Corus chooses multisourcing over single IT provider

Steel producer Corus is moving from a single IT services provider to a multisourcing model, in a bid to cut costs and improve flexibility.


The Capgemini mainframe contract is the first to have been signed under the new sourcing strategy.

Corus is finalising its decision on who will provide work under an application development and maintenance contract.

“Other service lines will follow. This is a gradual move to be implemented over the next six months,” the spokesperson explained, adding it is possible that Capgemini could win other deals within Corus.

While Capgemini’s new contract is only a fifteenth of the size of its 1997 agreement, David Bee, Corus account director at Capgemini, said the move was normal as many steel firms were moving away from one-provider contracts.

“We have no problem with them wanting to do things differently,” he said. “Corus is very reliant on mainframe services and we are pleased to be a part of this.”

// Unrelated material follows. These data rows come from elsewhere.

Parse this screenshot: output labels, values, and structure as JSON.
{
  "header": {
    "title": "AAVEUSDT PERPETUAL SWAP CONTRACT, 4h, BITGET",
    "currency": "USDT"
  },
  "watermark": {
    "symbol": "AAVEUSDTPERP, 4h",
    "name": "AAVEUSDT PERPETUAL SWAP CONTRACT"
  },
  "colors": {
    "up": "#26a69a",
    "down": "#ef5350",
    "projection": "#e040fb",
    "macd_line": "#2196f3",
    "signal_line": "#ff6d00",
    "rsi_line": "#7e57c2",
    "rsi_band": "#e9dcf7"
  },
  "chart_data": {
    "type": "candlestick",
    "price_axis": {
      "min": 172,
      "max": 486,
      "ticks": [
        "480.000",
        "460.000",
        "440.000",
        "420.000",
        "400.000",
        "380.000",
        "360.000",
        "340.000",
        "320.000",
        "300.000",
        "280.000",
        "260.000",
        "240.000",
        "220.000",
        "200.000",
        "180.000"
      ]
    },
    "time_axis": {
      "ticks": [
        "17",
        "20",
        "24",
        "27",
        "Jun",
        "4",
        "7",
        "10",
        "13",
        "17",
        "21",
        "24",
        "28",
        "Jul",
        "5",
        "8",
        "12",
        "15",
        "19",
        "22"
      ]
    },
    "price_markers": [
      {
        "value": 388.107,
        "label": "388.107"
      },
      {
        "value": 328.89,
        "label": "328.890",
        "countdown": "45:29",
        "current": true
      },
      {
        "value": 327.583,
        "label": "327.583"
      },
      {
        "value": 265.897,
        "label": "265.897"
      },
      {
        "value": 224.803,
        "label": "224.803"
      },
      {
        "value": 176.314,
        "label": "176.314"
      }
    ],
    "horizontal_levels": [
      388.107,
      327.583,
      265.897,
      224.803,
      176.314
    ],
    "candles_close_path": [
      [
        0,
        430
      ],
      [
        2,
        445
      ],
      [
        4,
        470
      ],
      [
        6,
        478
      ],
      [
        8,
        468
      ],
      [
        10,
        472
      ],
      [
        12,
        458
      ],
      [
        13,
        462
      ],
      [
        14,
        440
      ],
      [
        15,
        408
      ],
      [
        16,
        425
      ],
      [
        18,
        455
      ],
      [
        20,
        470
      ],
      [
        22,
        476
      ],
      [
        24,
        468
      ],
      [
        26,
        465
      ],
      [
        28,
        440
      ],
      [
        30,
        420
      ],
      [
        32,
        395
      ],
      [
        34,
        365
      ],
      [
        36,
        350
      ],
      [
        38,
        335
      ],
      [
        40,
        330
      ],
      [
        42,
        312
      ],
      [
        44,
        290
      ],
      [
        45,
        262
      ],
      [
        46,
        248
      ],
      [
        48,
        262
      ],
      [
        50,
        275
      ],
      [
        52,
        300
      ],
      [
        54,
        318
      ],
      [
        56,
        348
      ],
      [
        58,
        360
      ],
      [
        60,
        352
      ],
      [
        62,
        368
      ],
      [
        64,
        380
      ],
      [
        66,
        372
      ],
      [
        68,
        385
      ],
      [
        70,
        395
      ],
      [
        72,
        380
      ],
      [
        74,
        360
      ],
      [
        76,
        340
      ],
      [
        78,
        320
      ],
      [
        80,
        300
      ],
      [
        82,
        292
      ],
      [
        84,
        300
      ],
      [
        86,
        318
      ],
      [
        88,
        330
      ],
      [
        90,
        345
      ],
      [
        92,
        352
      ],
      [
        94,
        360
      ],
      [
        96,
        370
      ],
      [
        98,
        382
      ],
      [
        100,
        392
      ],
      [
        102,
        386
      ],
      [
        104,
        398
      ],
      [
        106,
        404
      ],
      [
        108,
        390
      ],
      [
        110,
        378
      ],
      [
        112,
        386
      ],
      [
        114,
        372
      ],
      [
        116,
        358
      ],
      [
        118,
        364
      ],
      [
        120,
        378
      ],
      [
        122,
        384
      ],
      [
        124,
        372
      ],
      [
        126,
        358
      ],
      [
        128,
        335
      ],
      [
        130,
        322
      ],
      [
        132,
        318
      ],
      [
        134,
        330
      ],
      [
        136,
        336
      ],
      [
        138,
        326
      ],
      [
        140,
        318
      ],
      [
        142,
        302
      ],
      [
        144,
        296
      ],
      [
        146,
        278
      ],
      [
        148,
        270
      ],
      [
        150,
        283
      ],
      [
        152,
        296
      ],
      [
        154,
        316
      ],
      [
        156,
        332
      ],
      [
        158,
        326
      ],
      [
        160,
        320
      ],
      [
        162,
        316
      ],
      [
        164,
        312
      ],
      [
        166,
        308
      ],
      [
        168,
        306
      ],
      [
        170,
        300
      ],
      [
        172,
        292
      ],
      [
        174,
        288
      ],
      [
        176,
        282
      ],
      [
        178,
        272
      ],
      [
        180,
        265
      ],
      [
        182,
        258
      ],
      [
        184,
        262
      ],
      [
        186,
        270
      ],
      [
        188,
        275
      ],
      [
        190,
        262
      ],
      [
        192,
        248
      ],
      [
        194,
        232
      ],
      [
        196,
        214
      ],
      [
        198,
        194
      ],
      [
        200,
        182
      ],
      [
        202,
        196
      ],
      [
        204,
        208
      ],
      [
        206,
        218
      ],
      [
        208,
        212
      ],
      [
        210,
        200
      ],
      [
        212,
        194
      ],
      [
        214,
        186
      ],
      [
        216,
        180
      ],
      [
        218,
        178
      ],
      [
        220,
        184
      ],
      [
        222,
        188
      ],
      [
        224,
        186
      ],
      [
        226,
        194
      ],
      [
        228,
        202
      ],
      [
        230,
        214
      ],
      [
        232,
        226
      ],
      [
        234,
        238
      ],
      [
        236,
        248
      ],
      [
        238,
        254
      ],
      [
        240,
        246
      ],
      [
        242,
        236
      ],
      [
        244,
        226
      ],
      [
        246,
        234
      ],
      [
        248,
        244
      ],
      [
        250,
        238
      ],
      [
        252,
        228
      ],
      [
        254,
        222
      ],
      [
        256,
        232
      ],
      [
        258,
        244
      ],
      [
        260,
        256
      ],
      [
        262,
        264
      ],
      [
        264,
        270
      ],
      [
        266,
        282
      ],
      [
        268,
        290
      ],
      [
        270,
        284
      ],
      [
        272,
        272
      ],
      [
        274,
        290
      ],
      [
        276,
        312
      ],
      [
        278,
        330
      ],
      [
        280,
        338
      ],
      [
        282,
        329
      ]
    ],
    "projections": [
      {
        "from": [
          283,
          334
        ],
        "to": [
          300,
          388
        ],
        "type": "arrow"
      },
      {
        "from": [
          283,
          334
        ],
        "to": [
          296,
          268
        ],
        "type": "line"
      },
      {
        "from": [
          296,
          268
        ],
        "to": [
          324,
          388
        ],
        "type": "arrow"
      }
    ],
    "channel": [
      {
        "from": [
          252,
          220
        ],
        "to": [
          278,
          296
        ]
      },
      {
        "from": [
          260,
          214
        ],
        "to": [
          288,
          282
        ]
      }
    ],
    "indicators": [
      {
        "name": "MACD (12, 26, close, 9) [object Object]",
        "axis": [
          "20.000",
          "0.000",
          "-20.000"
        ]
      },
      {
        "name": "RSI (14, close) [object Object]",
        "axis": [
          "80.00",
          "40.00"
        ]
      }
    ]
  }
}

Under the current contract, Capgemini will support 100 midrange and Unix servers, 300 Intel servers, and will migrate Corus data over the next month from on-site existing IBM and Fujitsu mainframe services to Capgemini’s datacentres in Bristol and Rotherham.

Change management and incident management in the datacentres will be run from Capgemini’s Poland offices, and technical support will come from Capgemini in India.

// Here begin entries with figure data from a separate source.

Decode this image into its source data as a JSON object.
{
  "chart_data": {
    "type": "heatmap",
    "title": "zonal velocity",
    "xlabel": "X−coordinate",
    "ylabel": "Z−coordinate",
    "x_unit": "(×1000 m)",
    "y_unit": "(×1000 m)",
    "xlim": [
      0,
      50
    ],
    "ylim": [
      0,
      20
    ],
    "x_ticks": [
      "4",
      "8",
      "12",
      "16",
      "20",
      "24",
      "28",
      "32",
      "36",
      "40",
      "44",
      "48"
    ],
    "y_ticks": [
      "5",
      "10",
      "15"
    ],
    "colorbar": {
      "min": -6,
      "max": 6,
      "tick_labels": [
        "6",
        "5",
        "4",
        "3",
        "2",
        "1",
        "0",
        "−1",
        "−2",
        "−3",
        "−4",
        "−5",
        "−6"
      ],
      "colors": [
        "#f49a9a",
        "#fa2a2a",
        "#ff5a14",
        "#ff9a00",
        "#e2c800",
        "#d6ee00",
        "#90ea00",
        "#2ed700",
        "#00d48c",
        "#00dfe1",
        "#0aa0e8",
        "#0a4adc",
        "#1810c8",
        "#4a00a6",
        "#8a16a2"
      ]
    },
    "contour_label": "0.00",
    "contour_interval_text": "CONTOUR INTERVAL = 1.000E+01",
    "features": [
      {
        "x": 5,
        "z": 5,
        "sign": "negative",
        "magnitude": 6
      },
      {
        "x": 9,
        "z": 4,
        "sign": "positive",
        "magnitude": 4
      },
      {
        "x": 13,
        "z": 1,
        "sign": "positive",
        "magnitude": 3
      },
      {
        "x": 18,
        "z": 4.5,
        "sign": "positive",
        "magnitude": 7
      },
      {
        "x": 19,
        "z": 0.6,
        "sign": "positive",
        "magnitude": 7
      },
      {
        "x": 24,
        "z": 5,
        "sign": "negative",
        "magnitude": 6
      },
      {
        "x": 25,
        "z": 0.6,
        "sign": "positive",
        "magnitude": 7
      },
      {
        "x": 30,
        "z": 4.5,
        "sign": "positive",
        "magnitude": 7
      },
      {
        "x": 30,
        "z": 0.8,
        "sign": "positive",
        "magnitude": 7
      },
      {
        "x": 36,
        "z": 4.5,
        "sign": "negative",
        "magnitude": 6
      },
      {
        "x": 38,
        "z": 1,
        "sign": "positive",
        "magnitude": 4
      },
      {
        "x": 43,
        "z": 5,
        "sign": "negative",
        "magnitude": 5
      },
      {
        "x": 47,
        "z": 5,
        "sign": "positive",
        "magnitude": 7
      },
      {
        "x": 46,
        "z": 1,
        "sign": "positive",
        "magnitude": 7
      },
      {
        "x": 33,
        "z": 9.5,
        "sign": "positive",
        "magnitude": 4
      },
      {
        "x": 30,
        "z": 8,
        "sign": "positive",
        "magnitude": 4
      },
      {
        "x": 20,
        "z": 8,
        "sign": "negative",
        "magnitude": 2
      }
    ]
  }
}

The IT services provider will introduce utility computing, virtualisation and adaptive storage as part of Corus's bid to reduce mainframe running costs and improve service levels. Bee said Capgemini was providing service charged according to Corus’ usage, a “utility pricing model”, in order to help Corus cut costs.

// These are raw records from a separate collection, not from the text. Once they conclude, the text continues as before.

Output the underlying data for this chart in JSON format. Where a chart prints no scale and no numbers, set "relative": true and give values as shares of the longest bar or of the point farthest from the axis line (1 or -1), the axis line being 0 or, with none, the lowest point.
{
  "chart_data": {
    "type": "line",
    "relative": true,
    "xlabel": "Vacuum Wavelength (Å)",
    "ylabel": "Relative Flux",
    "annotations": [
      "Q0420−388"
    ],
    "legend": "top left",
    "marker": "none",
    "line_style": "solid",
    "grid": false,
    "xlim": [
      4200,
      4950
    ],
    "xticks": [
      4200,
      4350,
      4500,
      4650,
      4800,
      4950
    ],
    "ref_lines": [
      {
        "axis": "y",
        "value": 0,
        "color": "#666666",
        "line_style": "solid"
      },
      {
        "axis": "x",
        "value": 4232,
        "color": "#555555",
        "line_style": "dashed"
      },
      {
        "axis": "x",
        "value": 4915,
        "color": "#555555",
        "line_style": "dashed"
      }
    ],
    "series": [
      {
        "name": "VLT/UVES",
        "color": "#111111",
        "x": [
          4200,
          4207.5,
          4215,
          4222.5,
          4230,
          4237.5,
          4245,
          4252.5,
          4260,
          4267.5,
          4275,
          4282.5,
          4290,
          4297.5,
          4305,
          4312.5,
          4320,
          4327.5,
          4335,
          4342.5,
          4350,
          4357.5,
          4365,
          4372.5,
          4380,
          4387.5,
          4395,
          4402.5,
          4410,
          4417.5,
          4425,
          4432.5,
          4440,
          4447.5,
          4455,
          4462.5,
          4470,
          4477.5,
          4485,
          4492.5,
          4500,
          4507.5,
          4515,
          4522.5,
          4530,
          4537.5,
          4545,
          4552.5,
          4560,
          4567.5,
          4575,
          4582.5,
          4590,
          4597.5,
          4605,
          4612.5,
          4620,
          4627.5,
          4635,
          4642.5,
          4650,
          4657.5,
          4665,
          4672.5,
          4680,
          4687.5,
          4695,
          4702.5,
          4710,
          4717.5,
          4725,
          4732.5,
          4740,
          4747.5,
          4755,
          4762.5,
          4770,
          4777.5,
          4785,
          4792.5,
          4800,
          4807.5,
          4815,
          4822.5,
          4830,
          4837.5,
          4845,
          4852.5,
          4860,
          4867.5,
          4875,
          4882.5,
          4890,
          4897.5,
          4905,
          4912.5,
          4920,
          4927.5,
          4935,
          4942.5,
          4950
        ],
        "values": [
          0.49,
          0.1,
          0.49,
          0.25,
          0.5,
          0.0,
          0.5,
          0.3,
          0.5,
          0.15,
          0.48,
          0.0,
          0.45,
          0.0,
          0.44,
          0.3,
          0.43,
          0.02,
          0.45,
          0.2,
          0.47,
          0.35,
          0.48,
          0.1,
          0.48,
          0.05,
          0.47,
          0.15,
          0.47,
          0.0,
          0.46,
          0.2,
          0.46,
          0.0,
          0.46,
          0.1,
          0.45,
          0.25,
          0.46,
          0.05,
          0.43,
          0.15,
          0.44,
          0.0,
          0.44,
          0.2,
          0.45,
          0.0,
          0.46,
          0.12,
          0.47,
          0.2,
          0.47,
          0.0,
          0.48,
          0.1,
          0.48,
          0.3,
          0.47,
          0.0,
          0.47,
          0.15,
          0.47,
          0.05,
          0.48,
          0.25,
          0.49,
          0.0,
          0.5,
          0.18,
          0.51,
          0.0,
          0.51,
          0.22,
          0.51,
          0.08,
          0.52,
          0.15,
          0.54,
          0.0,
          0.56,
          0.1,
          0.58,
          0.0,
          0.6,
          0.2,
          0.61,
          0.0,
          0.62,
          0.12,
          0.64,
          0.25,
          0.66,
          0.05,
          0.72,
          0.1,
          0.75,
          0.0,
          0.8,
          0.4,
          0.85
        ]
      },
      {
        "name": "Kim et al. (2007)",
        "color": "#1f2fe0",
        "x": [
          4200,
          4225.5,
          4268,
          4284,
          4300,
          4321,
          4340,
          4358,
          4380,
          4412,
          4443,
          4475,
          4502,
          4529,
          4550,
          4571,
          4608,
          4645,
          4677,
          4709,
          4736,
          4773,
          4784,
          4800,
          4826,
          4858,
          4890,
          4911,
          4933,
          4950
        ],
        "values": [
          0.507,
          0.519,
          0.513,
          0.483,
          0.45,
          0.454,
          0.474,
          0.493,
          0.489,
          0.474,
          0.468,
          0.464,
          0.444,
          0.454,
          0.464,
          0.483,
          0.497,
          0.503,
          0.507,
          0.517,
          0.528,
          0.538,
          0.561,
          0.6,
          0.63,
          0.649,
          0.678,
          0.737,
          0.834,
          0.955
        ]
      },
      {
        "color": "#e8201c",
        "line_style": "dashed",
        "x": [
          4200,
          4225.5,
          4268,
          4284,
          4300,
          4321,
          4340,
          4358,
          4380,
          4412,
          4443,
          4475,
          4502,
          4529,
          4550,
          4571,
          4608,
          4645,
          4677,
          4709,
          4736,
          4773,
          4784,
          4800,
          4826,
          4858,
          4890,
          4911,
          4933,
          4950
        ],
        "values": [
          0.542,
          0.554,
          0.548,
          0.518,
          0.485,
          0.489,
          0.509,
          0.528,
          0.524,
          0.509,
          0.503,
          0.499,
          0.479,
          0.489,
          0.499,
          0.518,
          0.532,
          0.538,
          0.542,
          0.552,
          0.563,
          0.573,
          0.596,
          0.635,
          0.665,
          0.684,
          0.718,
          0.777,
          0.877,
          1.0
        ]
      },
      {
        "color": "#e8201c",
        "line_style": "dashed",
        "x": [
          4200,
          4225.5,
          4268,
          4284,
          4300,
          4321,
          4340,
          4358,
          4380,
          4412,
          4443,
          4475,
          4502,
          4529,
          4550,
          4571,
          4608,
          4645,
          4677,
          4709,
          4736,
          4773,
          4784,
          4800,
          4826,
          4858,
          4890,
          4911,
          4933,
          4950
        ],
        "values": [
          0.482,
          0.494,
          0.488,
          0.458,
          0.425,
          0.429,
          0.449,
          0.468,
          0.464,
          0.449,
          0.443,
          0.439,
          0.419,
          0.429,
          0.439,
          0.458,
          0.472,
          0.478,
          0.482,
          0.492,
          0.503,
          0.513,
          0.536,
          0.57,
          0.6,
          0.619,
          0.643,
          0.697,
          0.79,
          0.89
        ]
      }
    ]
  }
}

The company now has 10,000 PCs, which Capgemini has standardised on Microsoft Windows XP.

Corus is moving some enterprise applications to SAP from existing in-house and bespoke programs. It is initially addressing human resources, finance and procurement. Capgemini will continue working with Corus on this at least in the interim until other IT services providers are appointed.

Bee said it was “very early days” and difficult to tell how last year’s takeover by Tata Steel would affect Corus’ IT strategy. But he hinted that things were unlikely to change dramatically. “Tata will continue to run Corus separately as we understand it,” he said. “Tata has some similarities anyway, though it uses SAP more widely.”